The Kensingtons answered simultaneously.
“Tall . . .”
“Short . . .”
They glanced at each other.
“Medium.”
The detective wrote swingers and closed his notebook. “Are you an admiral?”
“Not really.”
HIALEAH
A black Firebird cruised down the Palmetto Expressway.
Serge turned toward his passenger.
“What?” said Coleman. “Why are you looking at me in that creepy way?”
“Coleman, you’re a genius!”
“I am?”
Serge nodded hard. “You just gave me the perfect concept for my next science project.”
Coleman smiled confidently and hit a joint. “Never really thought about it, but I guess I am a little on the brainy side.” Another exhale. “So how am I smart?”
Serge waved for him to be quiet. He already had the phone to his head. “Alfonso, Serge here. I need a favor . . . What do you mean you don’t want that kind of trouble? . . . When has anything ever gone wrong? . . . That was just that one time . . . Okay, twice . . . Okay, now that time I did not burn down your warehouse . . . No, it was an electrical short from shoddy contractors . . . I did not overload the circuits making a Tesla arc transmitter to create artificial bursts of indoor lightning. Nikola Tesla won the Nobel Prize, so it had to be perfectly safe . . . Listen, I hate to remind someone when they owe me big-time . . . That’s better . . . Just a few things: a couple of fifty-five-gallon drums, arc-welding equipment and secure privacy. Got a pen? . . .”
Coleman noticed the Trans Am speeding up. “Where are we going?”
Serge still had the cell to his ear. “. . . And of course safety goggles.” He hung up. “Did you say something?”
“Where you driving to?”
“Alfonso’s Scrap Metal, Recycling and Lounge.”
“Lounge?”
“It’s on the edge of a weird municipal zoning thing, and Alfonso took advantage of it.” Serge hit his blinker for a Hialeah exit. “But he learned that after the lounge opens at night and drinking starts, it’s a good idea to turn off the hydraulic car-crusher and the big magnet that picks vehicles up. What were those people thinking?”
The Firebird rolled down an access road in an industrial district characterized by forklifts and Dobermans. They turned through a barbed-wire gate and into a cavernous sheet-metal building.
Serge zestfully jumped out of the car. “Alfonso!”
A lanky man in jeans raised the visor on his welding helmet and cut the gas to his torch. “Serge, it’s been three years.”

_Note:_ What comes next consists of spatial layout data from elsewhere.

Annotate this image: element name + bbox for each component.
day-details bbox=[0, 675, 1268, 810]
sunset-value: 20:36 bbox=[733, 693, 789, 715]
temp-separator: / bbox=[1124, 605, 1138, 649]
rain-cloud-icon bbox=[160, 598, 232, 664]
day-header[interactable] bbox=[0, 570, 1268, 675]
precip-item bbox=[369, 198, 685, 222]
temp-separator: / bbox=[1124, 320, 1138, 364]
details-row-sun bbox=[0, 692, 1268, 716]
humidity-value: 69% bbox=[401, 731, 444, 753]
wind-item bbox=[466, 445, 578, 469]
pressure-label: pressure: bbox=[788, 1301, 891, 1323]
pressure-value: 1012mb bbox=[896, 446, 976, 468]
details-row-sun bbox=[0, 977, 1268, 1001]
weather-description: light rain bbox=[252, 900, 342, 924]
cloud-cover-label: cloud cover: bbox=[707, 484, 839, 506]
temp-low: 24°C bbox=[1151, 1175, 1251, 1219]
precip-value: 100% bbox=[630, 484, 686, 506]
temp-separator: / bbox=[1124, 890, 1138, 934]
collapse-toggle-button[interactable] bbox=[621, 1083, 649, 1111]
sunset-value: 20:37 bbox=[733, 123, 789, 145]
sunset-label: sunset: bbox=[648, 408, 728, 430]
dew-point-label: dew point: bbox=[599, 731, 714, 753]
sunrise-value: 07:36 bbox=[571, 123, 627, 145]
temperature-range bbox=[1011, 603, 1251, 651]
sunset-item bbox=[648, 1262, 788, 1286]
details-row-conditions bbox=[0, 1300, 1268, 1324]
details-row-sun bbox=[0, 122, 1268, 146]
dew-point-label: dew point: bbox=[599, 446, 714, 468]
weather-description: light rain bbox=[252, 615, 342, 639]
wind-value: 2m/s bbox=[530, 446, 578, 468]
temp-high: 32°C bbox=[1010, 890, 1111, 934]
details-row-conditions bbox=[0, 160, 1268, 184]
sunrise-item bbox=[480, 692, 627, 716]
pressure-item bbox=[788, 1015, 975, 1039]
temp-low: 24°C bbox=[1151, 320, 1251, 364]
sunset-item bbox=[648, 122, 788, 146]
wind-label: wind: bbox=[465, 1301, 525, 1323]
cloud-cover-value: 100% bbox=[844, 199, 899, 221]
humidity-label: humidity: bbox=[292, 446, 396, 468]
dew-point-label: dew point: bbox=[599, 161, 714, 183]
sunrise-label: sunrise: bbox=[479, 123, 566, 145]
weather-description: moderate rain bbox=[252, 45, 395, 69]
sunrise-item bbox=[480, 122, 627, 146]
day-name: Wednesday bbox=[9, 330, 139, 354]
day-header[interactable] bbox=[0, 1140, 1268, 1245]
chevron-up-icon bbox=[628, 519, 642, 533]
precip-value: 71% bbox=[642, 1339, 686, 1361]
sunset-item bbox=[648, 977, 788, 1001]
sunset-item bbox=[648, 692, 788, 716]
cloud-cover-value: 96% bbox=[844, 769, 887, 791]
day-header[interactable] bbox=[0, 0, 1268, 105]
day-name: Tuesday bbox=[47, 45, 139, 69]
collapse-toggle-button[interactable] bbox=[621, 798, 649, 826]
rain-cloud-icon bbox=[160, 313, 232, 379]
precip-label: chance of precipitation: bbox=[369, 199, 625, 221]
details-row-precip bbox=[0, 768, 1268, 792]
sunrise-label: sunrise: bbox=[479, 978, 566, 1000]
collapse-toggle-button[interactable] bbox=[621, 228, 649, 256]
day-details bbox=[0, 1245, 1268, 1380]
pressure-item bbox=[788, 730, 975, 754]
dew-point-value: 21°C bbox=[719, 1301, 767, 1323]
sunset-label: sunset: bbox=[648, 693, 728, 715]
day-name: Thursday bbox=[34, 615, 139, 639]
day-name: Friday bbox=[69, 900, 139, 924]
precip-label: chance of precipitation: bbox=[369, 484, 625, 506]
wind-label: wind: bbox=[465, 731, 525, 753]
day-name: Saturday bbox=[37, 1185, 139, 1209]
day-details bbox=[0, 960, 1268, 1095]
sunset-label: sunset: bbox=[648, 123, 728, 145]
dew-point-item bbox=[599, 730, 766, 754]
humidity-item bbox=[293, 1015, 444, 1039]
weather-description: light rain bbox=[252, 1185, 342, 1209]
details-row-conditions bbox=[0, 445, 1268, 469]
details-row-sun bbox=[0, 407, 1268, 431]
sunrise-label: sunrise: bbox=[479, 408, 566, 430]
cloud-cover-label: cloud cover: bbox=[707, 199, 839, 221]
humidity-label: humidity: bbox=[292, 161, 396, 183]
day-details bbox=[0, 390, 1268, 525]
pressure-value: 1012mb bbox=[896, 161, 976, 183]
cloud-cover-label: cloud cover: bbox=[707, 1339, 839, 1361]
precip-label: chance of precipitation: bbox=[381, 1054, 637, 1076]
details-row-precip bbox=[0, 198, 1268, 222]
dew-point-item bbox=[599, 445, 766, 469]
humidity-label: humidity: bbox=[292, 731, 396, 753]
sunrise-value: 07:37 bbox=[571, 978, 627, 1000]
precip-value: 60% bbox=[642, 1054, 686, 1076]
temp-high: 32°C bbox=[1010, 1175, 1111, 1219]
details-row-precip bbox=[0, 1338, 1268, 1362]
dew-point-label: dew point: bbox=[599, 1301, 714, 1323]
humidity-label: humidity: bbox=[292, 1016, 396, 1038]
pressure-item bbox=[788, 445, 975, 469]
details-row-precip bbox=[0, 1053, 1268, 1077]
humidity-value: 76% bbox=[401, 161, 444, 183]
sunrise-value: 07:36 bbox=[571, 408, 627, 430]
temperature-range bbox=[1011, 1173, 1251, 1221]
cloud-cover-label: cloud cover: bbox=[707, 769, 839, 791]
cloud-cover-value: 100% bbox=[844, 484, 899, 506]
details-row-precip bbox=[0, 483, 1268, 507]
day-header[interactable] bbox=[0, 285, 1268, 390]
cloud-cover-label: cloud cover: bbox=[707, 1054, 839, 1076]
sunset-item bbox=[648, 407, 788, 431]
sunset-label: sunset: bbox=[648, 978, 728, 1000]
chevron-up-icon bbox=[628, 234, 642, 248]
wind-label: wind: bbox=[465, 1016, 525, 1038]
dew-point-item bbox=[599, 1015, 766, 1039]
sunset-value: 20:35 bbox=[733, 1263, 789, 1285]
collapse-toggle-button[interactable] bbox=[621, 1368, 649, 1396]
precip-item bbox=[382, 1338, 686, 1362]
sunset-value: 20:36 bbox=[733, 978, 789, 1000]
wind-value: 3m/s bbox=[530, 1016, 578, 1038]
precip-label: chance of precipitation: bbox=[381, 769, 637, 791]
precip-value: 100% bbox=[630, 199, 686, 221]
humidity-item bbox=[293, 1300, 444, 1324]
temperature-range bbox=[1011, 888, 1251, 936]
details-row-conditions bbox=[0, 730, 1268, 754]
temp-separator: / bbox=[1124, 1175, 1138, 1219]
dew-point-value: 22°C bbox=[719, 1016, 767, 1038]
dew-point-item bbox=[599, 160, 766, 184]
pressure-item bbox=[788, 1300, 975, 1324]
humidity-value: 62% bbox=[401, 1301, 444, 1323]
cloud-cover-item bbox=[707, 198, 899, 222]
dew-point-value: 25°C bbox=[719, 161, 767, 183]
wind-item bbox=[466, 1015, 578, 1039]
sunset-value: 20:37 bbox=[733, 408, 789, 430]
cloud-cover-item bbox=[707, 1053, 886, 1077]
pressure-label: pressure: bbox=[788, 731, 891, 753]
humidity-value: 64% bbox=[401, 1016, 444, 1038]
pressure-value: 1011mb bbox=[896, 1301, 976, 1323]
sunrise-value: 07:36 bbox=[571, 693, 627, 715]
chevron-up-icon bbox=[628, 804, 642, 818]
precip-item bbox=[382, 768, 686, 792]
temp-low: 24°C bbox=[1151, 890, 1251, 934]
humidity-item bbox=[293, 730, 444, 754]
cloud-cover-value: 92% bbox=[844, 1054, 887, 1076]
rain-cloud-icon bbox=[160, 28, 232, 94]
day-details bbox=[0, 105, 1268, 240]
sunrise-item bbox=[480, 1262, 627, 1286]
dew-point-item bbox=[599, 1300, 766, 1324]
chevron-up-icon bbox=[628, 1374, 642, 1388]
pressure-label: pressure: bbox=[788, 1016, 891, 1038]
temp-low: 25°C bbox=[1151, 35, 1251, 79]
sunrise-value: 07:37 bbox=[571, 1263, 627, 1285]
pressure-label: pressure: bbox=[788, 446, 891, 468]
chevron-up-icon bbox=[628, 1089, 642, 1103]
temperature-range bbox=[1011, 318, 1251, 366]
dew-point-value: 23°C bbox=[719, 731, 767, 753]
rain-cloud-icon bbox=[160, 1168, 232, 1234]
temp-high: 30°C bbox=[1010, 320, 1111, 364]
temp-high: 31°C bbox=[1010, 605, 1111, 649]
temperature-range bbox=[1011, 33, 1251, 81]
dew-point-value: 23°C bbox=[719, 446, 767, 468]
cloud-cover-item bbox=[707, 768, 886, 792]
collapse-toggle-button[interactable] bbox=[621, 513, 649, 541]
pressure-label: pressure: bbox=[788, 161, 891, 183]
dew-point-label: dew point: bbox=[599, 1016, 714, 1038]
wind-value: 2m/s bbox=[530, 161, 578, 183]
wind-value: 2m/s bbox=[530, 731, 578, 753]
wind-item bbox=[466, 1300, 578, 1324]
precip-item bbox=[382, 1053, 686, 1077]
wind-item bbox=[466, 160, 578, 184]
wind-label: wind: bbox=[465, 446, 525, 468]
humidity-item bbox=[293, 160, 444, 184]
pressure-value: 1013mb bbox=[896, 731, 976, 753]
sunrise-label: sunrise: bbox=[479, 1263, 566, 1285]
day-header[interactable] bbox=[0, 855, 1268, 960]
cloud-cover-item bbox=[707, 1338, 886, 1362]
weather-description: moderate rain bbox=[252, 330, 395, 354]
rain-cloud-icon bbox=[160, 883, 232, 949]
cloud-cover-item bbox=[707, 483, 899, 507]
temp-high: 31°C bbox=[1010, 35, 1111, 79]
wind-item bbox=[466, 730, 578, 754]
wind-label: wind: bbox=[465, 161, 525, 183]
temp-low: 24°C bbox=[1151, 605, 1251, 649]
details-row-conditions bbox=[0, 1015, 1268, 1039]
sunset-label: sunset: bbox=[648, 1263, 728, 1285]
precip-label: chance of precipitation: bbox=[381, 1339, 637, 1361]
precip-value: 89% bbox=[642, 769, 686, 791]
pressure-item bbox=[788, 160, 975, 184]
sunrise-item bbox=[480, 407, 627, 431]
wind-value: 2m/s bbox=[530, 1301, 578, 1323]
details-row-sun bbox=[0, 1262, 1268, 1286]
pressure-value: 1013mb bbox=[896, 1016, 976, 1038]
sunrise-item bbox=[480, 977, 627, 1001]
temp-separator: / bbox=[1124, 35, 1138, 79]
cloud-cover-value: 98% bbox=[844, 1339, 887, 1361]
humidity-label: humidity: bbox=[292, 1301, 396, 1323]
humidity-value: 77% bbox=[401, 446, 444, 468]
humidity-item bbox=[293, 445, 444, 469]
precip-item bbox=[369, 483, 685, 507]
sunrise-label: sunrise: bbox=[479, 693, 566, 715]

“I was in the neighborhood.”
“Whatever happened to ‘You wanna get some lunch’?”
“Why? You hungry?”
“No,” said Alfonso. “It’s just that most people don’t call out of the blue and go, ‘I’m five minutes away, and I need all this crazy shit, and seal the building tight so police can’t get nosy. And why do you need three different types of fire extinguishers?”
“To cover all bases,” said Serge. “I wouldn’t want you yelling at me again: ‘What’s with all the fucking lightning in here?’ ”
“Forget it.” Alfonso made a casual wave. “All your stuff is over there.”
“Excellent!” Serge clasped his hands together. “First I’m going to weld—”
“Stop!” Alfonso held up a hand. “I don’t want to know. I’m going to lock the place up now, and if you’re interrogated, I was never here.”
Coleman suddenly gasped.
“What is it?” asked Serge.
He pointed in horror at a sign on the door to the adjacent building. LOUNGE CLOSED UNTIL FURTHER NOTICE.
“Oh, that,” said Alfonso. “One of the bar customers figured out how to turn the big magnet back on. Made the papers.”
Serge walked over to his new toys and picked up a heavy black helmet. “I won’t forget this.”
“I wish you would.”
Serge lowered the visor on his helmet and ignited the torch.